On the power stroke, the piston begins to descend as the compressed air/fuel mixture is ignited by the spark plug, causing an explosion inside the combustion chamber.

RELEASE

Finally, at this stage, the crankshaft turns to the right, thereby moving the connecting rod so that the piston can return up while the exhaust valve is open, and allows the combustion gases to escape through it.

WHAT IS INLET AND EXHAUST VALVES?

Inlet and outlet valves are elements whose function is to control the flow of a liquid or gas; those used in the intake and exhaust of a four-stroke engine are usually seated valves.

What is the role of these valves? Valves are precision parts of an engine and perform four very important tasks in engine operation:

• Blocking sections of the flow.
• Gas exchange control.
• Hermetically sealed cylinders.
• Dissipation of heat absorbed from the combustion of exhaust gases, transferring it to the valve seat inserts and valve guides.
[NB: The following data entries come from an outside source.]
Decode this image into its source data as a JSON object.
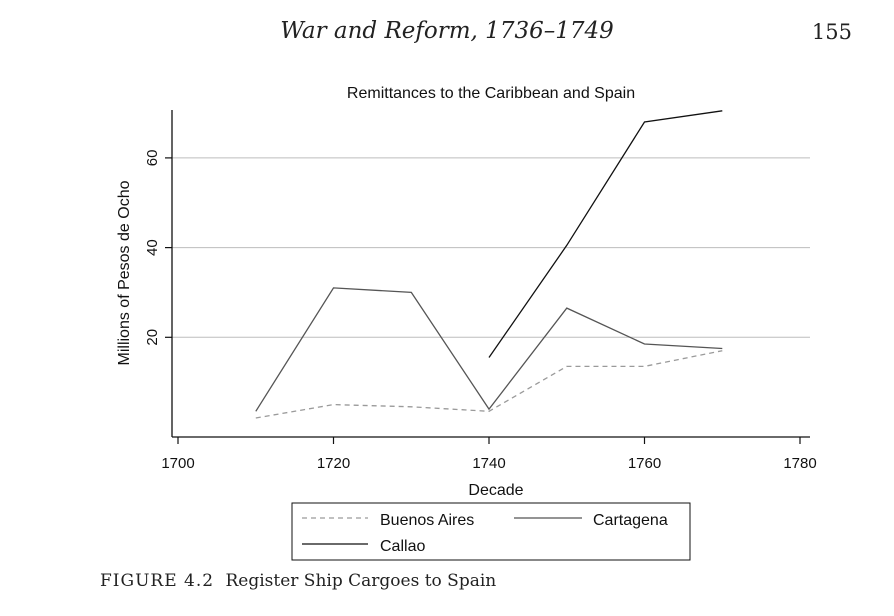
{
  "page": {
    "header_title": "War and Reform, 1736–1749",
    "page_number": "155"
  },
  "caption": {
    "label": "FIGURE 4.2",
    "text": "Register Ship Cargoes to Spain"
  },
  "chart_data": {
    "type": "line",
    "title": "Remittances to the Caribbean and Spain",
    "xlabel": "Decade",
    "ylabel": "Millions of Pesos de Ocho",
    "xlim": [
      1700,
      1780
    ],
    "ylim": [
      0,
      70
    ],
    "x_ticks": [
      1700,
      1720,
      1740,
      1760,
      1780
    ],
    "y_ticks": [
      20,
      40,
      60
    ],
    "grid": "horizontal",
    "legend_position": "bottom",
    "series": [
      {
        "name": "Buenos Aires",
        "style": "dashed",
        "color": "#9a9a9a",
        "points": [
          [
            1710,
            2
          ],
          [
            1720,
            5
          ],
          [
            1730,
            4.5
          ],
          [
            1740,
            3.5
          ],
          [
            1750,
            13.5
          ],
          [
            1760,
            13.5
          ],
          [
            1770,
            17
          ]
        ]
      },
      {
        "name": "Cartagena",
        "style": "solid",
        "color": "#555555",
        "points": [
          [
            1710,
            3.5
          ],
          [
            1720,
            31
          ],
          [
            1730,
            30
          ],
          [
            1740,
            4
          ],
          [
            1750,
            26.5
          ],
          [
            1760,
            18.5
          ],
          [
            1770,
            17.5
          ]
        ]
      },
      {
        "name": "Callao",
        "style": "solid",
        "color": "#111111",
        "points": [
          [
            1740,
            15.5
          ],
          [
            1750,
            40.5
          ],
          [
            1760,
            68
          ],
          [
            1770,
            70.5
          ]
        ]
      }
    ]
  }
}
At temperatures up to 800ºC, each valve opens and closes up to 70 times per second and withstands an average of 300 million load changes over the life of the engine.

FEATURES

INLET VALVES

The intake valve performs the function of connecting the intake manifold to the cylinder depending on the distribution time. As a rule, they are made of only one metal, steel with chromium and silicon impurities, which provide good resistance to heat and work. Certain areas of the metal, such as the seat, stem, and head, are usually hardened to reduce wear. The cooling of this valve occurs due to its contact with the fuel-air mixture, which dissipates its temperature to a large extent, as a rule, upon contact with the stem, and its operating temperature reaches 200-300°C.

EXHAUST VALVES

The exhaust valve is in constant contact with the exhaust gases at very high temperatures, so they must be of a more robust design than the intake valves.

The heat accumulated in the valve is released through its seat by 75%, it is not surprising that it reaches a temperature of 800 ºC. Due to its unique function, this valve must be made of different materials, its head and stem are usually made of chromium and magnesium alloy steel, as it has excellent oxidation resistance and high temperature resistance properties. The top of the stem is usually made from silicon chrome. For thermal conductivity, hollow bottoms and rods filled with sodium are made, since this material has the function of quickly transferring heat to the cooling zone, reducing the temperature of the bottom to 100ºС.

TYPE OF VALVES

MONOMETALLIC VALVE

Produced rationally by hot extrusion or stamping.

BIMETALLIC VALVES

This makes a perfect combination of materials possible for both stem and head.

HOLLOW VALVES

This technology is used on the one hand for weight reduction, and on the other hand for cooling. Filled with sodium (melting point 97,5ºC), it can transfer heat from the valve head to the stem through the liquid sodium stirring effect, and achieve a temperature reduction of 80º to 150ºC.